Au procès de l'assassinat de Samuel Paty, la défense de Brahim Chnina demande son acquittement

Les trois avocats du père de la collégienne à l'origine de la rumeur, jugé pour avoir orchestré une campagne de haine à l'encontre de Samuel Paty avec le prédicateur Abdelhakim Sefrioui, ont martelé mardi que l'accusé n'était pas un terroriste.
Article rédigé par Violaine Jaussent
France Télévisions
Publié Mis à jour
Temps de lecture : 3min
Les avocats de la défense, dont Frank Berton, et les accusés dans le box, dont Brahim Chnina, le 16 décembre 2024 au procès de l'assassinat de Samuel Paty. (ELISABETH DE POURQUERY / FRANCEINFO)

"Imaginez la sensation de cet homme-là. Imaginez-vous, imaginez que votre enfant, que vous chérissez, vienne délivrer cette souffrance." Pour justifier la crédulité de Brahim Chnina face à sa fille, qui a lancé la rumeur sur le cours de Samuel Paty en octobre 2020, Nabil El Ouchikli, l'un de ses avocats, a demandé à la cour d'assises spéciale de Paris de "se mettre dans la peau" de son client pour le juger, lors de sa plaidoirie au procès de l'assassinat du professeur d'histoire-géographie, mardi 17 décembre.

"Liberté pour Brahim Chnina", a réclamé de son côté Louise Tort, qui a demandé l'acquittement, tout comme Frank Berton, le troisième et dernier avocat de l'accusé de 52 ans à plaider. Même s'"il faut du courage" pour prendre cette décision, a-t-il concédé.
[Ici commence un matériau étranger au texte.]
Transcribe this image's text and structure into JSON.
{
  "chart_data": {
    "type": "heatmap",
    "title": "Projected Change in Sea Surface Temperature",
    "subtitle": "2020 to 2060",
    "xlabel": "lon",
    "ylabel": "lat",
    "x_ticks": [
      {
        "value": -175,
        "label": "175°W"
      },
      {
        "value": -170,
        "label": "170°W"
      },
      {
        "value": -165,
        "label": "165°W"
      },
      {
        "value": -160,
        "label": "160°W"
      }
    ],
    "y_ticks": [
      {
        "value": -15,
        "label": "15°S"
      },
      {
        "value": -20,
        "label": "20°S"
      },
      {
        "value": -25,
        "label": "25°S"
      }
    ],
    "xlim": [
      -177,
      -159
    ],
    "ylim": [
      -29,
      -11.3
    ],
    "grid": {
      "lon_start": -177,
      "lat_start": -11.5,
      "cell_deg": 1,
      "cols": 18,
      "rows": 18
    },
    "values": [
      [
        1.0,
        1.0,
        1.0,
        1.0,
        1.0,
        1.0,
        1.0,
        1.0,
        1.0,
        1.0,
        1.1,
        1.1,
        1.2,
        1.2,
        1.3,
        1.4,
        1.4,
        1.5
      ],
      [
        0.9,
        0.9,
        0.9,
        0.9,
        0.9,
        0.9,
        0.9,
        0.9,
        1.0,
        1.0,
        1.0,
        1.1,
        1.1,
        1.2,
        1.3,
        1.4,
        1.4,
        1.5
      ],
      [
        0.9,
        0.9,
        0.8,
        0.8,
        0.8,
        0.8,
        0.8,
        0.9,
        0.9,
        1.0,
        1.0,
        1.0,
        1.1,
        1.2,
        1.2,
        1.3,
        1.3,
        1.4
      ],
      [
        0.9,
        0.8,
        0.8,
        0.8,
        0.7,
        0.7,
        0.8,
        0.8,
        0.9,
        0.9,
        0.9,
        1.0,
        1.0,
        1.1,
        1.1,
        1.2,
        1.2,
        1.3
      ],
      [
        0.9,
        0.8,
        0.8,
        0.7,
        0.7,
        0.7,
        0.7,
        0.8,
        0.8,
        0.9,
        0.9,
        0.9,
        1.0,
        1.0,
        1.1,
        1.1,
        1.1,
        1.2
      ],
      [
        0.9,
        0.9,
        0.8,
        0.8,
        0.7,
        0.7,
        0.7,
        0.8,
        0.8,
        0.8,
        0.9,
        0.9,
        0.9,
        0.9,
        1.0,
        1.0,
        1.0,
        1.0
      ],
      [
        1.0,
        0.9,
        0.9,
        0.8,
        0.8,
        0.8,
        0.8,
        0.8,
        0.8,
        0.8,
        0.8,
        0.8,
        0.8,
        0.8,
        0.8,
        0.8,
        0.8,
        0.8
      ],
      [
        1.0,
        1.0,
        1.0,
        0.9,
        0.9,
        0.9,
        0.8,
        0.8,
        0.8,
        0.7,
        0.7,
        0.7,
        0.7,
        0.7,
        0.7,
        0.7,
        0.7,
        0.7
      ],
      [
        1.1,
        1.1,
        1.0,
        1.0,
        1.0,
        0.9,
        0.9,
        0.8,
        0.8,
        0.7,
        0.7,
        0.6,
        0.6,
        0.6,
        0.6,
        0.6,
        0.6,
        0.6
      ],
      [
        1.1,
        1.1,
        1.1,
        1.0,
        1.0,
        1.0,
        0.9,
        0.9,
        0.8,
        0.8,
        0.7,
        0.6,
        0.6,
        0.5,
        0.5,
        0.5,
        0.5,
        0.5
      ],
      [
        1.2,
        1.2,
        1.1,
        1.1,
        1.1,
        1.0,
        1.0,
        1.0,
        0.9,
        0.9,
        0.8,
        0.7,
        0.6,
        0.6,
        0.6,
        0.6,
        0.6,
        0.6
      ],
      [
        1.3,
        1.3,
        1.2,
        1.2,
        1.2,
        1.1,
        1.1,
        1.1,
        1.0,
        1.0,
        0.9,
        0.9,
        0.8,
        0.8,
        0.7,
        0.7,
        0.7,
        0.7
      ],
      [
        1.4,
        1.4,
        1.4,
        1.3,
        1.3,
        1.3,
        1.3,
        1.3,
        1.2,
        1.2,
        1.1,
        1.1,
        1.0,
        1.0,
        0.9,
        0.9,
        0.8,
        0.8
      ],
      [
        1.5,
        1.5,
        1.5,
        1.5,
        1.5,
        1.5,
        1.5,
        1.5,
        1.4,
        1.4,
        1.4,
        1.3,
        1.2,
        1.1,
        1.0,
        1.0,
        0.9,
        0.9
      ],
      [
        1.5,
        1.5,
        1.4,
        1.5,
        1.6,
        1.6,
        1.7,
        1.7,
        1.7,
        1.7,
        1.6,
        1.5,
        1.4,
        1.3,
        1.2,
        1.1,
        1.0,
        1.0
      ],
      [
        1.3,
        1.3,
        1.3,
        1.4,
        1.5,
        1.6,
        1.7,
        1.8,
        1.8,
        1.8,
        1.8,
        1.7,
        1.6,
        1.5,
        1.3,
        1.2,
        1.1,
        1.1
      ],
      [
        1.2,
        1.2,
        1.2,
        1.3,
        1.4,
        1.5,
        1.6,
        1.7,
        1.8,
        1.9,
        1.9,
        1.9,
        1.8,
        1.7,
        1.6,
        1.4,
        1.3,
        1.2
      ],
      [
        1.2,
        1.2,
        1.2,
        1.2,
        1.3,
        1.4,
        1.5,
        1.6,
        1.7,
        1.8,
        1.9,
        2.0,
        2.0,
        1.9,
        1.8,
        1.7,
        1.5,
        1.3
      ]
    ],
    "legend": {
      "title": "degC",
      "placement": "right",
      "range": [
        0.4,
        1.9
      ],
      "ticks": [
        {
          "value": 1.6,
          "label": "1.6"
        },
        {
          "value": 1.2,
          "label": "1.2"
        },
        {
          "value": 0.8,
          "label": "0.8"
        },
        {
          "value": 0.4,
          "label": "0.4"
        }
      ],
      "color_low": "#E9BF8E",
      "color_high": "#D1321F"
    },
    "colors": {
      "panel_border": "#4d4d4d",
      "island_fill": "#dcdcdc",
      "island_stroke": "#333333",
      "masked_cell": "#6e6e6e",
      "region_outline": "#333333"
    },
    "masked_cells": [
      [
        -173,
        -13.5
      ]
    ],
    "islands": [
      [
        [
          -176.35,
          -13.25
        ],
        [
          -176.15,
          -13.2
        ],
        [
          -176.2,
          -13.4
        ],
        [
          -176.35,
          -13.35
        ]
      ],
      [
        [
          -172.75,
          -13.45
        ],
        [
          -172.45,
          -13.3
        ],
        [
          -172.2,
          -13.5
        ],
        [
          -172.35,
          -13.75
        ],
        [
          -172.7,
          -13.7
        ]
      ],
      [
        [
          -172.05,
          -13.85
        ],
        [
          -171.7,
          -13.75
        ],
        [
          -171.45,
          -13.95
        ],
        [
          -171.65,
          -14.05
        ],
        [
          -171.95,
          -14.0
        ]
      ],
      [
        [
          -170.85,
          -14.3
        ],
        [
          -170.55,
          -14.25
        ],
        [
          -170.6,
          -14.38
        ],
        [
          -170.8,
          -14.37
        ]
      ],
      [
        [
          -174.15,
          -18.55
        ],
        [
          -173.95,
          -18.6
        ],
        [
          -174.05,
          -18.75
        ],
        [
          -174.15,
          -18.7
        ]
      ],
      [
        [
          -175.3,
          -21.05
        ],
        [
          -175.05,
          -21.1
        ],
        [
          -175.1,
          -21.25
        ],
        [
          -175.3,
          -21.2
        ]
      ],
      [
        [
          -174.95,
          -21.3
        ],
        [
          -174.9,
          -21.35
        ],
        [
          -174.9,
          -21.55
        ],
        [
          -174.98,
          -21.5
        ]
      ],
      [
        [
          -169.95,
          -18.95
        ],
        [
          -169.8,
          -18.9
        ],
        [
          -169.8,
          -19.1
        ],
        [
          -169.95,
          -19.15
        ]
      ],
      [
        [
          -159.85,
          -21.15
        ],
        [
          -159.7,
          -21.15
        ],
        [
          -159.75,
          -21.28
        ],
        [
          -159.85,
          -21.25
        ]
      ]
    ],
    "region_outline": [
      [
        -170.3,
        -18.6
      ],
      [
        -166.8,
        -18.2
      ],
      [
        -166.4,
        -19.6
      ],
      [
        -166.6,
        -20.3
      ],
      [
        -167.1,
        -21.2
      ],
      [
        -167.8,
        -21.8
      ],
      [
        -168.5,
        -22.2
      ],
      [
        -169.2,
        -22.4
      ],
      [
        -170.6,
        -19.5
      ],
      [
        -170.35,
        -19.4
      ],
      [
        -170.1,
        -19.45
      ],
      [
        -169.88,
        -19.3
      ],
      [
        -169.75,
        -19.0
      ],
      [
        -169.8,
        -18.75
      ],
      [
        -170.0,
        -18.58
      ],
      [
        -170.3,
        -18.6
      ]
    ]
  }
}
Car Brahim Chnina est renvoyé pour une "association de malfaiteurs terroriste" avec le prédicateur islamiste Abdelhakim Sefrioui, à la suite de "leur entente pour cibler et stigmatiser", avec "un discours empreint de haine", Samuel Paty, décapité le 16 octobre 2020 par Abdoullakh Anzorov, un jeune islamiste radical tchétchène. "Pardon, mais je n'ai pas eu la démonstration", de cette "association de malfaiteurs terroriste", de cette "entente", a considéré Frank Berton.

"Sa famille, c'est sa vie"

Lors de son interrogatoire, le 2 décembre, l'accusé avait nié toute responsabilité dans l'attentat, mais émis plusieurs regrets, dont celui d'avoir "cru sa fille à 100%". "Cette fille de 13 ans s'est enfermée dans un mensonge", "objectivement indétectable, parce qu'elle a mêlé le vrai et le faux", a défendu Nabil El Ouchikli, tantôt en haussant le ton, tantôt en chuchotant. "Il n'y a rien de terroriste chez Brahim Chnina", a martelé l'avocat, qui s'est évertué à présenter son client comme "un père de famille qui va protéger sa fille". Mais son raisonnement, détonnant, est difficile à suivre : si, en début de plaidoirie, il a cité Honoré de Balzac, à la fin, il n'a pas hésité à pointer la responsabilité de Charlie Hebdo dans la republication des caricatures de Mahomet en septembre 2020.

"Juger Brahim Chnina, c'est ça l'objet de ce procès", a ensuite rétabli sa collègue Louise Tort. Avec un ton vif et plus humoristique, l'avocate a détaillé "toute la catastrophe d'un père de famille qui a tout raté", alors que "sa famille, c'est sa vie". "Brahim Chnina, depuis qu'il est tout petit, c'est un aidant", a-t-elle vanté, en référence à l'emploi d'aide à domicile qu'occupait son client avant sa détention provisoire. "La première chose qu'il fait en arrivant à [la prison de] Fresnes, c'est de donner au Téléthon", a-t-elle confié.

"Vous ne le transformerez pas en salaud absolu parce qu'on en a très envie", a enfin lâché Louise Tort. "Soit vous cédez à l'opinion publique et à son cortège, soit vous faites ce qui est le plus dur et, à mon avis, c'est de le juger. Juger un homme pareil, qu'on veut voir terroriste", a estimé Frank Berton, en s'adressant à la cour d'assises spéciale de Paris, qui rendra son verdict jeudi ou vendredi.